A different but related aspect of our economy is how we measure economic progress and quality of life.

Currently we have one, and only one way to measure: Gross Domestic Product (GDP). By definition, GDP is the monetary value of all goods and services produced in a country. In essence, GDP measures a nation’s (or state or municipality’s) spending. GDP is a rather recent creation, initially developed in the 1930’s in response to the Great Depression and then refined as World War II began.

In 1944, the Allies held a meeting in New Hampshire to determine how the world’s economy would function. It was at this Bretton Woods Conference where they agreed to establish the International Monetary Fund (IMF) and the World Bank, among other things. They also agreed to use GDP as the standard measure of economic growth and wellbeing.

Today GDP growth is viewed almost as a sacred objective. Every economic as well as most political decisions are made based on how they will affect economic growth and GDP. Economic decisions are mostly driven by unabated acceptance of Okun’s Law of the relationship between economic growth and unemployment. High rates of GDP growth are used to express economic success.

Regardless of the concerns and many criticisms of reliance on GDP alone, local governments and nations rely on it almost exclusively to tout their economic success. And the criticisms are many, for example here and here.
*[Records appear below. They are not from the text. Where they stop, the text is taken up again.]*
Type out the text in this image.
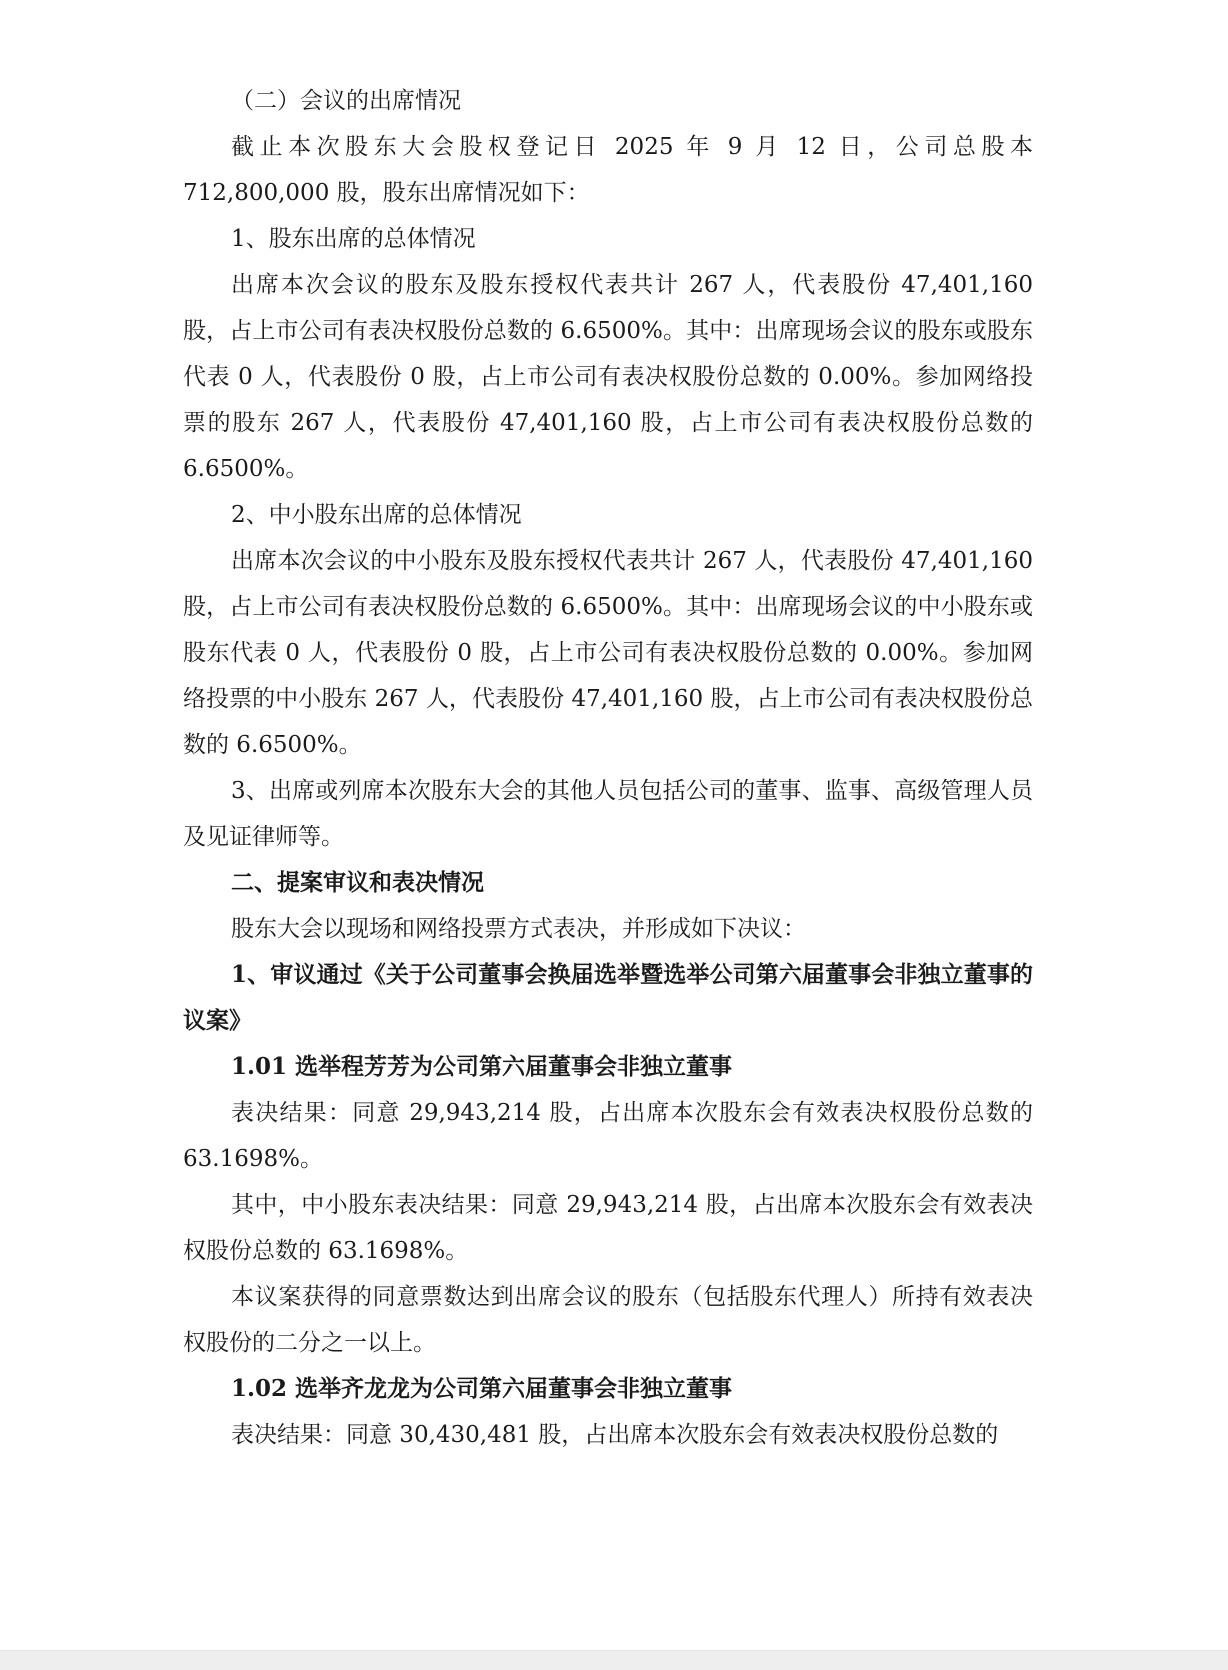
（二）会议的出席情况

截止本次股东大会股权登记日 2025 年 9 月 12 日，公司总股本 712,800,000 股，股东出席情况如下：

1、股东出席的总体情况

出席本次会议的股东及股东授权代表共计 267 人，代表股份 47,401,160 股，占上市公司有表决权股份总数的 6.6500%。其中：出席现场会议的股东或股东代表 0 人，代表股份 0 股，占上市公司有表决权股份总数的 0.00%。参加网络投票的股东 267 人，代表股份 47,401,160 股，占上市公司有表决权股份总数的 6.6500%。

2、中小股东出席的总体情况

出席本次会议的中小股东及股东授权代表共计 267 人，代表股份 47,401,160 股，占上市公司有表决权股份总数的 6.6500%。其中：出席现场会议的中小股东或股东代表 0 人，代表股份 0 股，占上市公司有表决权股份总数的 0.00%。参加网络投票的中小股东 267 人，代表股份 47,401,160 股，占上市公司有表决权股份总数的 6.6500%。

3、出席或列席本次股东大会的其他人员包括公司的董事、监事、高级管理人员及见证律师等。

二、提案审议和表决情况

股东大会以现场和网络投票方式表决，并形成如下决议：

1、审议通过《关于公司董事会换届选举暨选举公司第六届董事会非独立董事的议案》

1.01 选举程芳芳为公司第六届董事会非独立董事

表决结果：同意 29,943,214 股，占出席本次股东会有效表决权股份总数的 63.1698%。

其中，中小股东表决结果：同意 29,943,214 股，占出席本次股东会有效表决权股份总数的 63.1698%。

本议案获得的同意票数达到出席会议的股东（包括股东代理人）所持有效表决权股份的二分之一以上。

1.02 选举齐龙龙为公司第六届董事会非独立董事

表决结果：同意 30,430,481 股，占出席本次股东会有效表决权股份总数的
And there is this recent critique by Democratic presidential candidate Andrew Yang:

            What we have to do is, we have to say, ‘look, there’s record high GDP and stock market prices, you know what else there are record highs [of]? Suicides, drug overdoses, depression, anxiety.’ It’s gotten so bad that American life expectancy has declined for the last three years.”

“The way we win this election is we redefine economic progress to include all the things that matter to the people in Michigan and all of us like our own heath, our well-being, our mental health, our clean air and clean water, how our kids are doing.”

There are alternatives to using GDP to measure economic progress and quality of life. Measures such as the Genuine Progress Indicator (GPI), the Index of Sustainable Economic Welfare (ISEW), the UN’s World Happiness Index, and many others.

In our project on Genuine Progress, we look at GDP use in more depth and explore other ways of measuring our economic wellbeing and our impact on the natural world. We also question what may be the most insidious aspect of economic activity: Economic Growth itself.